No significant data from New Zealand and no market reaction to the suspension of the Australia/New Zealand travel bubble, as this was well telegraphed already.
Japanese stocks are gyrating wildly on swings in risk sentiment internationally, reflecting the heavy presence of retail fast money inthe Japan market. We expect this volatility to continue with only PMI releases to start the week. Japan releases Unemployment, Retail Sales and Industrial Production on Friday with domestic consumption set to ease as Covid restrictions continue.
USD/JPY has dissolved into a purely US/Japan interest rate differential play for now, and we expect that to continue next week, with USD/JPY remaining in a wider 109.50 to 111.00 range.
Key Economic Events
Sunday, July 25
- US Deputy Secretary of State Sherman meets with Chinese State Councilor and Foreign Minister Wang Yi in Tianjin, China
- Russian President Putin attends the annual Navy parade in St. Petersburg.
Monday, July 26
- Iraqi Prime Minister al-Kadhimi meets US President Biden
- EU finance ministers review the implementation of the Recovery and Resilience Facility, before assessing the European Commission’s new anti-money laundering package.
- US new home sales
- New Zealand trade
- Japan PMI
- Germany IFO business climate/expectations
- Mexico Unemployment rate
- Singapore industrial production
- Turkey capacity utilization
- Belgium business confidence
- Tesla Earnings (could provide guidance on Bitcoin action)
Tuesday, July 27
- RBA Deputy Governor Debelle, speaks at an online US foreign-exchange conference.

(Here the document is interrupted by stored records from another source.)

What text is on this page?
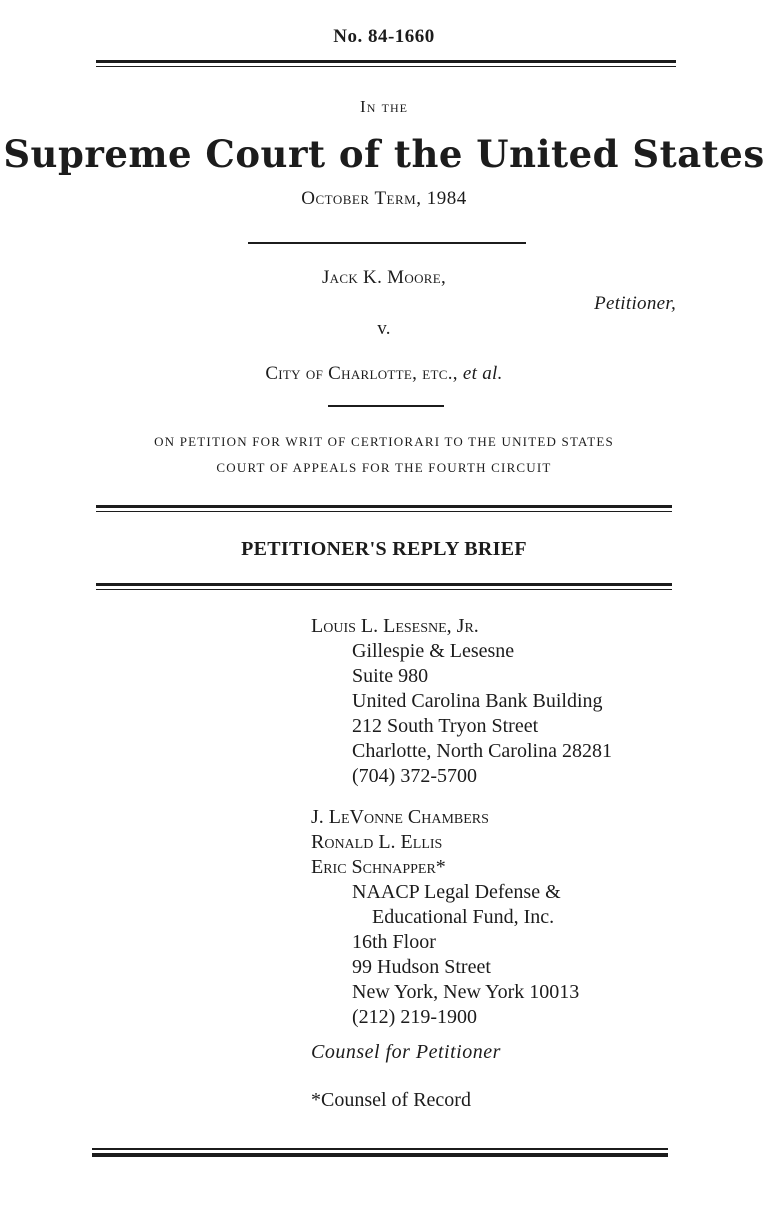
No. 84-1660
In the
Supreme Court of the United States
October Term, 1984
Jack K. Moore,
Petitioner,
v.
City of Charlotte, etc., et al.
ON PETITION FOR WRIT OF CERTIORARI TO THE UNITED STATES
COURT OF APPEALS FOR THE FOURTH CIRCUIT
PETITIONER'S REPLY BRIEF
Louis L. Lesesne, Jr.
Gillespie & Lesesne
Suite 980
United Carolina Bank Building
212 South Tryon Street
Charlotte, North Carolina 28281
(704) 372-5700
J. LeVonne Chambers
Ronald L. Ellis
Eric Schnapper*
NAACP Legal Defense &
Educational Fund, Inc.
16th Floor
99 Hudson Street
New York, New York 10013
(212) 219-1900
Counsel for Petitioner
*Counsel of Record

- US Secretary of State Blinken.to meet India’s Prime Minister Modi, National Security Advisor Doval and Foreign Minister Jaishankar
- IMF releases its World Economic Outlook Update.

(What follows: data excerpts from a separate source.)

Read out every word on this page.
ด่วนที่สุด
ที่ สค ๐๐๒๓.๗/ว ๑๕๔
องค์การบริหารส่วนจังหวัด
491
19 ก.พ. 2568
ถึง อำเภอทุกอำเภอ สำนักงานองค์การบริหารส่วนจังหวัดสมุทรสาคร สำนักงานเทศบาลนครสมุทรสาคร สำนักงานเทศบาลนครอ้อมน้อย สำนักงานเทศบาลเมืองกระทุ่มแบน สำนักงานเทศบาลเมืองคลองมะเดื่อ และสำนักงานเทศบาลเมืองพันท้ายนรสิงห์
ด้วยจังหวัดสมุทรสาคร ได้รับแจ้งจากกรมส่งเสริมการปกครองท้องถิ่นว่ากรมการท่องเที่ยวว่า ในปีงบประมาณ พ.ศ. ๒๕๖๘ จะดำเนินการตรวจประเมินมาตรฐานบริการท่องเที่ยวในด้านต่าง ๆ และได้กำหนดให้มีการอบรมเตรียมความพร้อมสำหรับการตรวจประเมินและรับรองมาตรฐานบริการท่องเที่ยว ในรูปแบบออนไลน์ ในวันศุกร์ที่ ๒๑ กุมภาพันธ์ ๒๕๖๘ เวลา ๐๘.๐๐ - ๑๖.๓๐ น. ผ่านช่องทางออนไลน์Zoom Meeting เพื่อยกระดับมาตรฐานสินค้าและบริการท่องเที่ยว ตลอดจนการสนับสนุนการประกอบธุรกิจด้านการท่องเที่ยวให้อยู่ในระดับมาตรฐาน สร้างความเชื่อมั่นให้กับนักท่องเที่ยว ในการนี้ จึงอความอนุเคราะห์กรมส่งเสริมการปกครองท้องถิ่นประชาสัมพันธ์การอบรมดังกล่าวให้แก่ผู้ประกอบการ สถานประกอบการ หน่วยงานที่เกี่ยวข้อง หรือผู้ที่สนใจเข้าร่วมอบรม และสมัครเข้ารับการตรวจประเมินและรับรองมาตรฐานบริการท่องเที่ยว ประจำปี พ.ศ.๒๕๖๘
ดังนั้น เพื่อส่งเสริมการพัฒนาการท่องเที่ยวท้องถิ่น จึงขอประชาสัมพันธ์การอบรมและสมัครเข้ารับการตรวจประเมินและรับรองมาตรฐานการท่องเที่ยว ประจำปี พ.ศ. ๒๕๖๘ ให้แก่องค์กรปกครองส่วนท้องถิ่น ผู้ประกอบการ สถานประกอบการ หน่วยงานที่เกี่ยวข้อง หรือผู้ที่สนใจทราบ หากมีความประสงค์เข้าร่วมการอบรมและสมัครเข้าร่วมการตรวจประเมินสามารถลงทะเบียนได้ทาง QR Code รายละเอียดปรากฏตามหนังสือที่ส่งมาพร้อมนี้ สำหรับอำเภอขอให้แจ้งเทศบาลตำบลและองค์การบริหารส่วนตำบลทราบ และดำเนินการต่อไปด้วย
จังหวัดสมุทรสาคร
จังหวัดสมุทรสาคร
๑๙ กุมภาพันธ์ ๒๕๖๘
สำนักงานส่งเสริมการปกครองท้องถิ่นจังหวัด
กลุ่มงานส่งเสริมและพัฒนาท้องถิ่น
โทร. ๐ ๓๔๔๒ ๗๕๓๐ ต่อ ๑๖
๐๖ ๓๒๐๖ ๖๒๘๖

- Apple and Alphabet report after the close
- Japan PPI services
- China industrial profits
- Hungary Rate decisions: Expected to raise rates 15 bps to 1.05%
- U.S. durable goods, Conf. Board consumer confidence, FHFA house price index
- Denmark retail sales
- Sweden trade balance, household lending
Wednesday, July 28
- US Defense Secretary Austin to meet Vietnamese Minister of National Defense Phan Van Giang.